Historians have held a magnifying glass to the cracks in the storybook version of the first Thanksgiving we learned in grade school, in which the Indigenous people, the Wampanoags (although rarely is the tribe identified), opened their arms to English pilgrims, taught them how to live off their land, and ate dinner with them, David Silverman, author of This Land Is Their Land: The Wampanoag Indians, Plymouth Colony, and the Troubled History of Thanksgiving, wrote in the New York Times. “The Indians’ legacy is to present America as a gift to white people.”
The reality was much different. For starters, the history of Indigenous people had begun long before Europeans arrived, Silverman noted. Likewise, the Wampanoags and Europeans had a violent history that predated “the first Thanksgiving,” with the latter enslaving the former. The English colonists’ aggressive land expansion and general shadiness strained their alliance with the tribe, which spiraled into King Philip’s War, during which they killed and enslaved thousands of Indigenous people. Indigenous people didn’t gift white settlers with America, in other words. White settlers stole it.
Since then, white people continued their genocide of Indigenous people through forced removal, starvation, mass killings, and other acts of violence. Historical texts have largely erased them — sacrificing truth for white comfort — as well as the resistance and resilience of Indigenous people, which has allowed them to survive and thrive to this day.
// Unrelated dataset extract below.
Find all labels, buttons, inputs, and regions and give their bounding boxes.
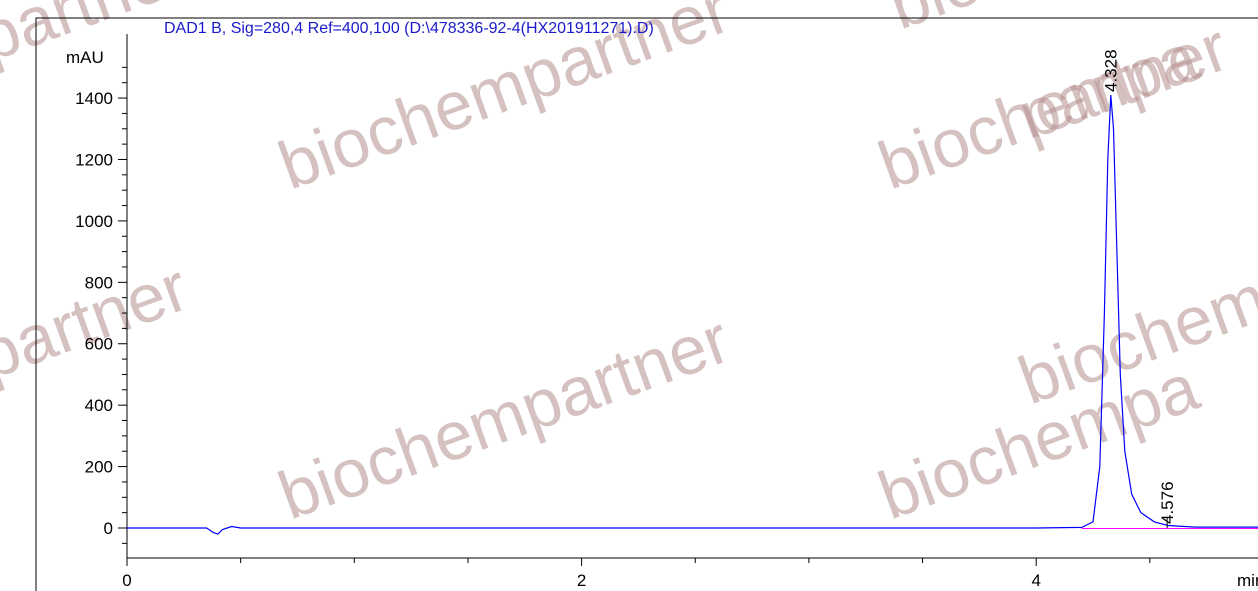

Indeed, white supremacy has harmed, and continues to harm, Indigenous and Black people the most. Their experiences with white supremacy, in turn, underlie and influence how all of us people of color in the U.S. experience it, the BIPOC Project explains. Thanksgiving should be an opportunity to reflect on these experiences — the present-day consequences of settler colonialism — which 2020 has thrown into sharp relief.
We need to confront the bitter truth that a large percentage of white Americans were willing to elect a racist to the White House again. In fact, they were the only racial group in which a majority voted for Trump, according to Edison Research’s exit polls. Fifty-eight percent of white voters were apparently unfazed by his family separation policies, anti-Asian rhetoric, or dog-whistling of white supremacists. Fifty-eight percent of white voters apparently didn’t see the deaths of Breonna Taylor, George Floyd, Tony McDade, Elijah McClain, and other Black Americans at the hands of police, or the outrage that rightfully ensued, as a wake-up call.
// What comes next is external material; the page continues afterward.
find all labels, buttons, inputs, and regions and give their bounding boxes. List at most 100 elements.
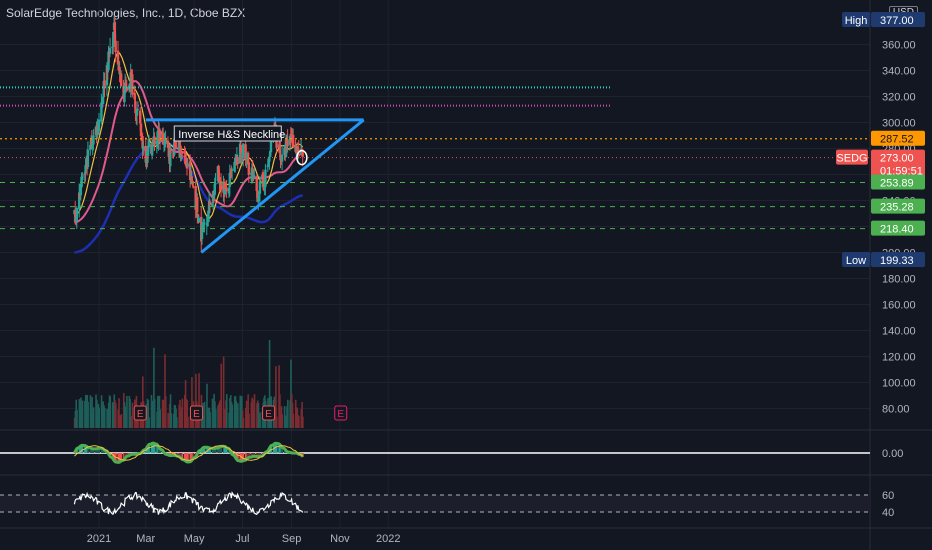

This Thanksgiving, we also need to acknowledge the pandemic's outsized toll on Black, Latinx, and Indigenous communities, a legacy of centuries of systemic racism in the U.S. Indeed, the essential workers working on the front lines of the pandemic are disproportionately Black and brown, as well as immigrants.
I personally plan to reflect on how the U.S. exploits immigrants like my parents and their internalization of the message that working hard without complaint is the surest path to the "American dream." I saw this play out when a COVID-19 outbreak at my dad’s workplace sickened employees for nearly a week before his company sent him home. He and my mom didn’t reveal their symptoms to my sisters and me until days after they appeared, and downplayed them when they did. Both tested positive. My sisters and I had to rely on what novelist Brit Bennett refers to as our “fluency with white culture," from having grown up in suburbia, to help our parents navigate the health system, a stark reminder of who our country’s health system is designed for, and who it isn’t.
Even if Thanksgiving has traditionally celebrated colonization, we can still make it our own, whether that means reclaiming it or even cancelling it altogether. Whatever this day looks like for us, we need to remember that white people built this country on stolen land, and on the backs of enslaved Black people. We need to remember that we can trace the injustices of the present moment to the moment that white people arrived in what we now call America. If we want to emerge from this pandemic with a renewed commitment to securing freedom and justice for all — truly for all — we need to come to terms with this history and its vast ripple effects, however painful.